Les réunions se suivent au Conseil sur le projet de directive relative aux droits d’auteur. Les 11 et 12 septembre, les experts nationaux ont notamment discuté des difficiles questions de la création d’un droit voisin pour les éditeurs de presse et de l’écart de valeur, sur base des options présentées par la Présidence estonienne (EUROPE 11853).
Division sur le droit des éditeurs de presse
D’après nos informations, les États seraient relativement divisés sur la première question. Le projet de directive soutient l’instauration d’un nouveau droit voisin pour les éditeurs de presse en vue de faciliter la concession de licences portant sur l'utilisation en ligne de leurs publications, le recouvrement de leurs investissements et le respect effectif de leurs droits.
L'option A présentée par la Présidence estonienne - qui précise ce droit et l'étend aux extraits - a été soutenue en réunion de travail par la France, l’Allemagne, l’Espagne, le Portugal et l’Italie. La France aurait indiqué qu’un tel droit renforcerait la position de négociation des éditeurs de presse, leur offrirait la possibilité d’ester en justice et reconnaîtrait leur valeur économique. Toutefois, certains États membres - comme l’Allemagne - auraient exprimé leurs réticences à étendre ce nouveau droit à l’utilisation d’extraits.
De l’autre côté, les Pays-Bas, la Pologne, la Slovaquie, la Belgique, la Hongrie et la Lettonie auraient exprimé leur préférence pour l’instauration d’une « présomption de représentation », qui permettrait aux éditeurs de conclure des accords de licence et de faire appliquer un droit à la reproduction et à la diffusion de leurs contenus (option B). Selon cette dernière option, « les États membres devraient veiller à ce que, en l’absence de preuve inverse, l’éditeur d’une publication de presse soit considéré comme la personne chargée de conclure des licences et celle cherchant à voir appliquer les mesures, procédures et remèdes » prévus par les règles actuelles sur le droit d’auteur. Or, l’Italie s’y serait opposée, insistant sur le fait que cette présomption allait rendre le système particulièrement complexe.
Plusieurs pays, comme l’Autriche ou le Royaume-Uni, n’auraient pas pris la parole sur cette question.

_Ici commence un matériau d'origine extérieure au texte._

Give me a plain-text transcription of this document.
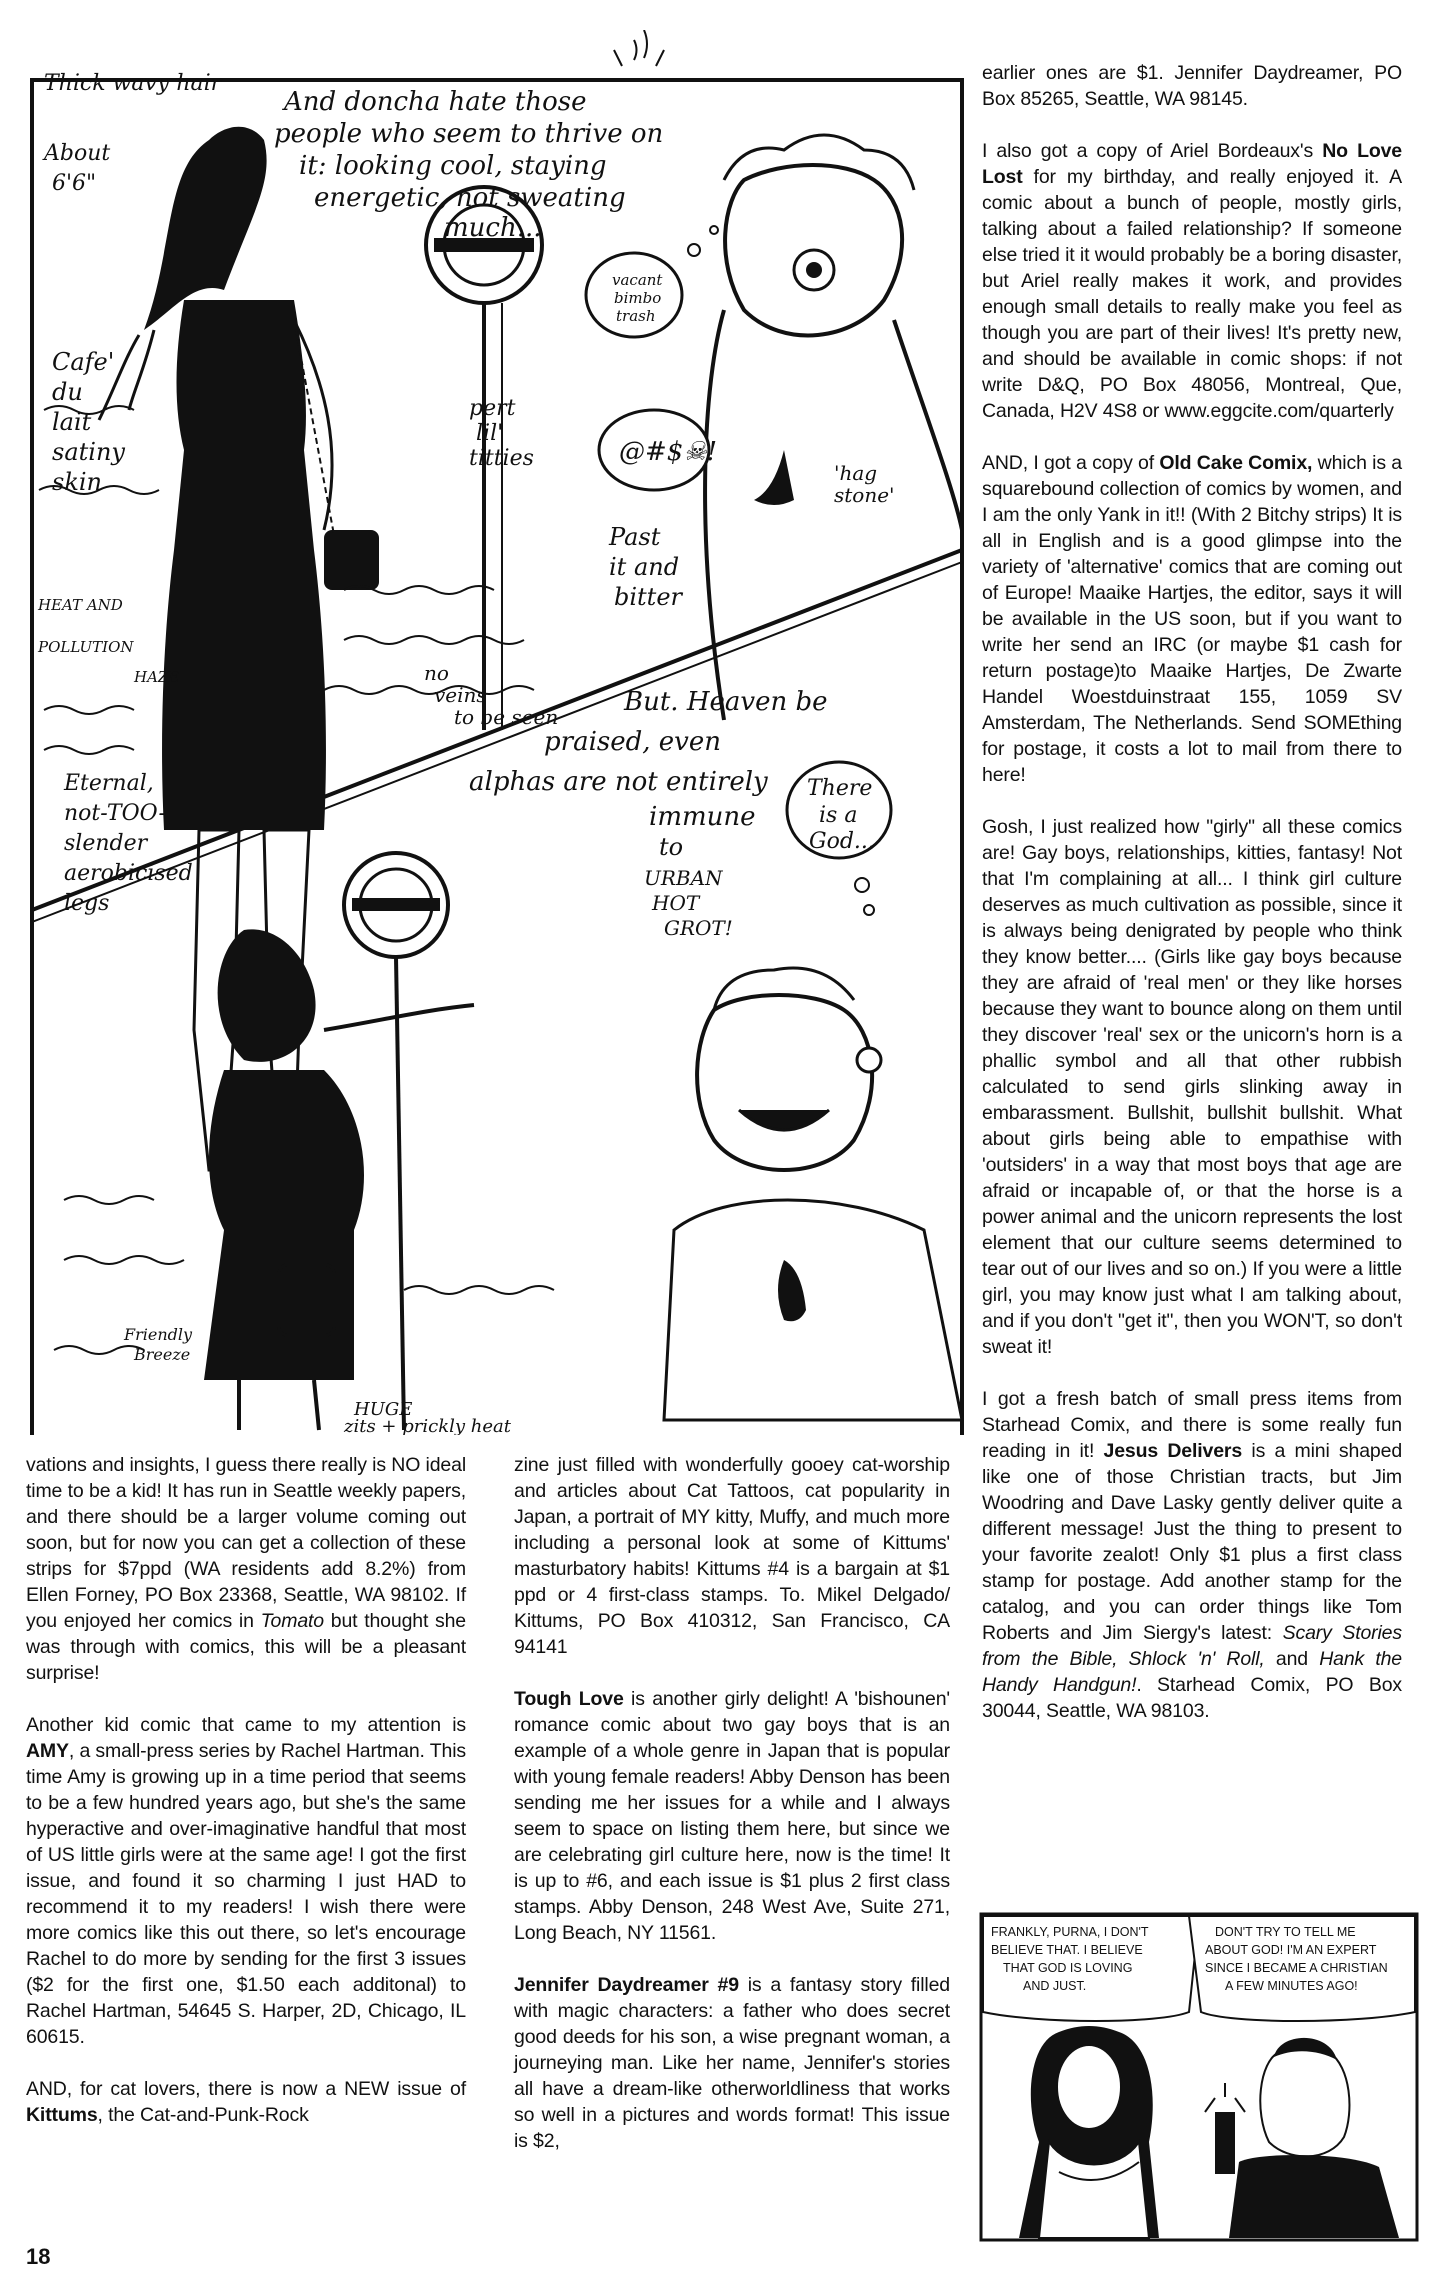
@#$☠!
Thick wavy hair
About
6'6"
And doncha hate those
people who seem to thrive on
it: looking cool, staying
energetic, not sweating
much...
vacant
bimbo
trash
Cafe'
du
lait
satiny
skin
pert
lil'
titties
'hag
stone'
Past
it and
bitter
HEAT AND
POLLUTION
HAZE	no
veins
to be seen	But. Heaven be
praised, even
alphas are not entirely
immune
to
URBAN
HOT
GROT!
There
is a
God...
Eternal,
not-TOO-
slender
aerobicised
legs
Friendly
Breeze
HUGE
zits + prickly heat

vations and insights, I guess there really is NO ideal time to be a kid! It has run in Seattle weekly papers, and there should be a larger volume coming out soon, but for now you can get a collection of these strips for $7ppd (WA residents add 8.2%) from Ellen Forney, PO Box 23368, Seattle, WA 98102. If you enjoyed her comics in Tomato but thought she was through with comics, this will be a pleasant surprise!

Another kid comic that came to my attention is AMY, a small-press series by Rachel Hartman. This time Amy is growing up in a time period that seems to be a few hundred years ago, but she's the same hyperactive and over-imaginative handful that most of US little girls were at the same age! I got the first issue, and found it so charming I just HAD to recommend it to my readers! I wish there were more comics like this out there, so let's encourage Rachel to do more by sending for the first 3 issues ($2 for the first one, $1.50 each additonal) to Rachel Hartman, 54645 S. Harper, 2D, Chicago, IL 60615.

AND, for cat lovers, there is now a NEW issue of Kittums, the Cat-and-Punk-Rock

zine just filled with wonderfully gooey cat-worship and articles about Cat Tattoos, cat popularity in Japan, a portrait of MY kitty, Muffy, and much more including a personal look at some of Kittums' masturbatory habits! Kittums #4 is a bargain at $1 ppd or 4 first-class stamps. To. Mikel Delgado/ Kittums, PO Box 410312, San Francisco, CA 94141

Tough Love is another girly delight! A 'bishounen' romance comic about two gay boys that is an example of a whole genre in Japan that is popular with young female readers! Abby Denson has been sending me her issues for a while and I always seem to space on listing them here, but since we are celebrating girl culture here, now is the time! It is up to #6, and each issue is $1 plus 2 first class stamps. Abby Denson, 248 West Ave, Suite 271, Long Beach, NY 11561.

Jennifer Daydreamer #9 is a fantasy story filled with magic characters: a father who does secret good deeds for his son, a wise pregnant woman, a journeying man. Like her name, Jennifer's stories all have a dream-like otherworldliness that works so well in a pictures and words format! This issue is $2,

earlier ones are $1. Jennifer Daydreamer, PO Box 85265, Seattle, WA 98145.

I also got a copy of Ariel Bordeaux's No Love Lost for my birthday, and really enjoyed it. A comic about a bunch of people, mostly girls, talking about a failed relationship? If someone else tried it it would probably be a boring disaster, but Ariel really makes it work, and provides enough small details to really make you feel as though you are part of their lives! It's pretty new, and should be available in comic shops: if not write D&Q, PO Box 48056, Montreal, Que, Canada, H2V 4S8 or www.eggcite.com/quarterly

AND, I got a copy of Old Cake Comix, which is a squarebound collection of comics by women, and I am the only Yank in it!! (With 2 Bitchy strips) It is all in English and is a good glimpse into the variety of 'alternative' comics that are coming out of Europe! Maaike Hartjes, the editor, says it will be available in the US soon, but if you want to write her send an IRC (or maybe $1 cash for return postage)to Maaike Hartjes, De Zwarte Handel Woestduinstraat 155, 1059 SV Amsterdam, The Netherlands. Send SOMEthing for postage, it costs a lot to mail from there to here!

Gosh, I just realized how "girly" all these comics are! Gay boys, relationships, kitties, fantasy! Not that I'm complaining at all... I think girl culture deserves as much cultivation as possible, since it is always being denigrated by people who think they know better.... (Girls like gay boys because they are afraid of 'real men' or they like horses because they want to bounce along on them until they discover 'real' sex or the unicorn's horn is a phallic symbol and all that other rubbish calculated to send girls slinking away in embarassment. Bullshit, bullshit bullshit. What about girls being able to empathise with 'outsiders' in a way that most boys that age are afraid or incapable of, or that the horse is a power animal and the unicorn represents the lost element that our culture seems determined to tear out of our lives and so on.) If you were a little girl, you may know just what I am talking about, and if you don't "get it", then you WON'T, so don't sweat it!

I got a fresh batch of small press items from Starhead Comix, and there is some really fun reading in it! Jesus Delivers is a mini shaped like one of those Christian tracts, but Jim Woodring and Dave Lasky gently deliver quite a different message! Just the thing to present to your favorite zealot! Only $1 plus a first class stamp for postage. Add another stamp for the catalog, and you can order things like Tom Roberts and Jim Siergy's latest: Scary Stories from the Bible, Shlock 'n' Roll, and Hank the Handy Handgun!. Starhead Comix, PO Box 30044, Seattle, WA 98103.

FRANKLY, PURNA, I DON'T BELIEVE THAT. I BELIEVE THAT GOD IS LOVING AND JUST.
DON'T TRY TO TELL ME ABOUT GOD! I'M AN EXPERT SINCE I BECAME A CHRISTIAN A FEW MINUTES AGO!
18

Beaucoup de questions sur l'écart de valeur
Les deux options soumises par la Présidence estonienne sur l'écart de valeur auraient également largement divisé les experts des États membres. Cet article - discuté pendant une journée entière par le groupe de travail - s'attaque à la situation selon laquelle certaines plateformes en ligne mettent à disposition du public du contenu gratuit sans nécessairement rémunérer les détenteurs de droits. Pour rappel, la Présidence estonienne avait proposé, soit de reprendre en substance la proposition de la Commission (option A), soit de clarifier la notion controversée d’« acte de communication » introduite par la directive 'e-commerce' (option B).
Au cours de la réunion de la mi-septembre, la lettre rédigée par 6 États membres (EUROPE 11856) et, plus récemment, par l'Allemagne - interrogeant le service juridique du Conseil sur la légalité des propositions - aurait suscité le débat. Le document allemand - daté du 18 septembre - s'interroge notamment sur le lien avec la directive 'InfoSoc' sur la société de l'information dans l'UE et la jurisprudence de la Cour de justice. Il pose également la question de l'impact de la directive sur les fournisseurs de service qui n'ont pas de filiale en Europe (comme YouTube) ou encore sur les plateformes académiques.
À ce stade, il semble que les délégations avaient plus de questions que de réponses. Le service juridique du Conseil, interpellé par la Belgique, la République tchèque, la Finlande, la Hongrie, l’Irlande et les Pays-Bas, aurait laissé entendre, à un stade préliminaire de sa réflexion, que la proposition à l'examen ne posait pas de problème au regard de la Charte des droits fondamentaux.
Du côté du Parlement, le vote prévu en commission des affaires juridiques (JURI), qui devait avoir lieu le 9 octobre, a été reporté au mois de novembre. Une réunion des rapporteurs fictifs devrait se dérouler la semaine prochaine sur la question de la relation contractuelle.